わたしの小説新潮日記

小説新潮の感想を中心としたブログです

浅田次郎「母の待つ里にて」(第8回)小説新潮2020年10月号

 この作品にはこれまでに3人のエグゼクティブが登場しています。いずれも60歳前後の独身です。これらの3人は年会費が35万円する「ユナイテッドカード・プレミアムクラブ」の会員です。3人はこのカードを使って1泊2日で50万円する「ユナイテッド・ホームタウン」というサービスを利用します。これは“母親”のいるふるさとを疑似体験できるサービスです。周囲はあきれていますが、本人たちは至って真剣にこのサービスを利用し、これまでを振り返り、これからの人生を考えようとしています。

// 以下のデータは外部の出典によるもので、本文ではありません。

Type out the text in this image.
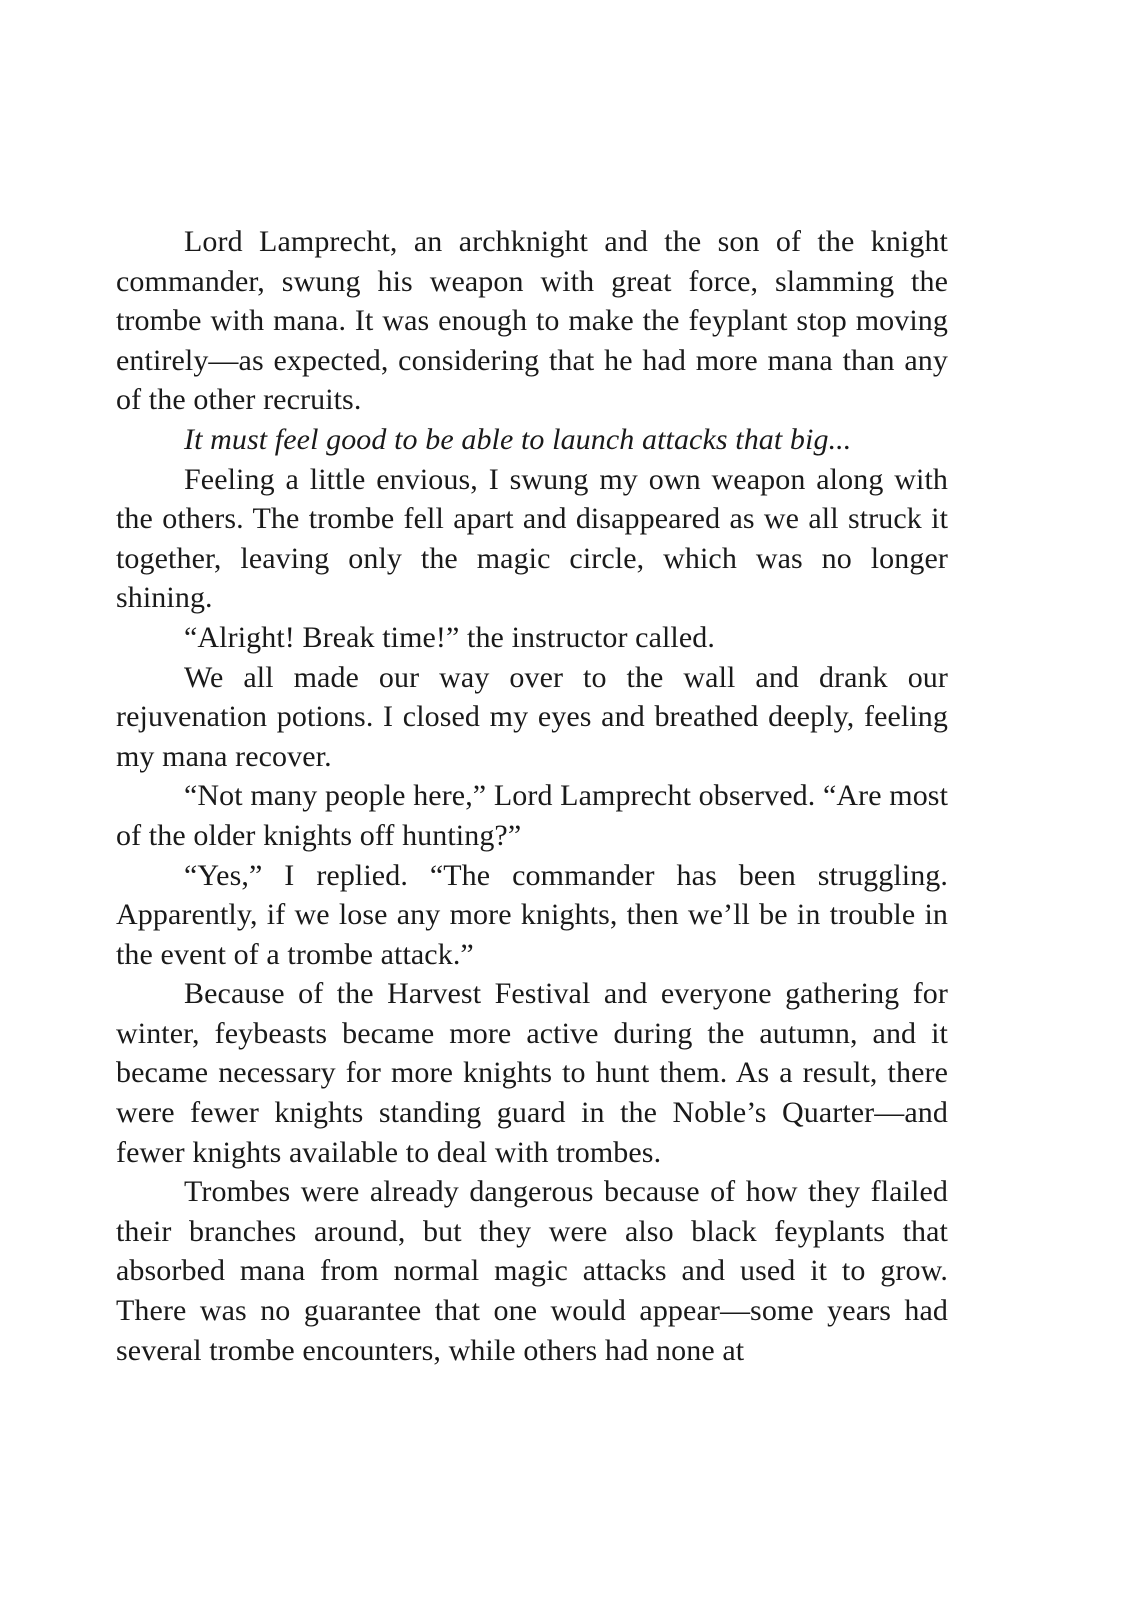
Lord Lamprecht, an archknight and the son of the knight commander, swung his weapon with great force, slamming the trombe with mana. It was enough to make the feyplant stop moving entirely—as expected, considering that he had more mana than any of the other recruits.

It must feel good to be able to launch attacks that big...

Feeling a little envious, I swung my own weapon along with the others. The trombe fell apart and disappeared as we all struck it together, leaving only the magic circle, which was no longer shining.

“Alright! Break time!” the instructor called.

We all made our way over to the wall and drank our rejuvenation potions. I closed my eyes and breathed deeply, feeling my mana recover.

“Not many people here,” Lord Lamprecht observed. “Are most of the older knights off hunting?”

“Yes,” I replied. “The commander has been struggling. Apparently, if we lose any more knights, then we’ll be in trouble in the event of a trombe attack.”

Because of the Harvest Festival and everyone gathering for winter, feybeasts became more active during the autumn, and it became necessary for more knights to hunt them. As a result, there were fewer knights standing guard in the Noble’s Quarter—and fewer knights available to deal with trombes.

Trombes were already dangerous because of how they flailed their branches around, but they were also black feyplants that absorbed mana from normal magic attacks and used it to grow. There was no guarantee that one would appear—some years had several trombe encounters, while others had none at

 登場人物は1人は松永徹。食品会社社長です。ふるさとが気に入り2回目の利用が主題となっています。

 2人目は室田精一です。室田は定年退職と同時に離婚された人物です。同じくこのふるさとに魅せられ墓を移転することが主題となっています。

 3人目は古賀夏生で女医です。60歳を間近に控え、ふるさと体験をとおして、これからの生き方を模索している設定です。

 当初、この奇抜なふるさと体験が3回繰り返されたため食傷気味でした。しかし、前月号(7回目)からは展開に広がりが出てきたので、受け入れやすくなりました。

 今月号は、熟年離婚された室田の一人暮らし生活を描いています。室田は単身赴任が長かったので一人暮らしに困ることはないのですが、悠々自適とはいいがたい現実を感じています。「無為徒食」の言葉がのしかかります。また、愛想をつかされた元妻への未練や退職後、街で出会ったかつての同僚に敵愾心を抱きます。

 一方で、主夫をしている旧友をろくでなしと思っていたことは会社の価値観で測っていたことだと気づきます。老後の生き方が定まっていないふわふわした状況が描かれています。

 “母親”付きのふるさと体験はまだ突飛な感が否めません。今後、この疑似体験が登場人物にとって必要で、実際にあってもいいのではないかと思えるような収束を期待しています。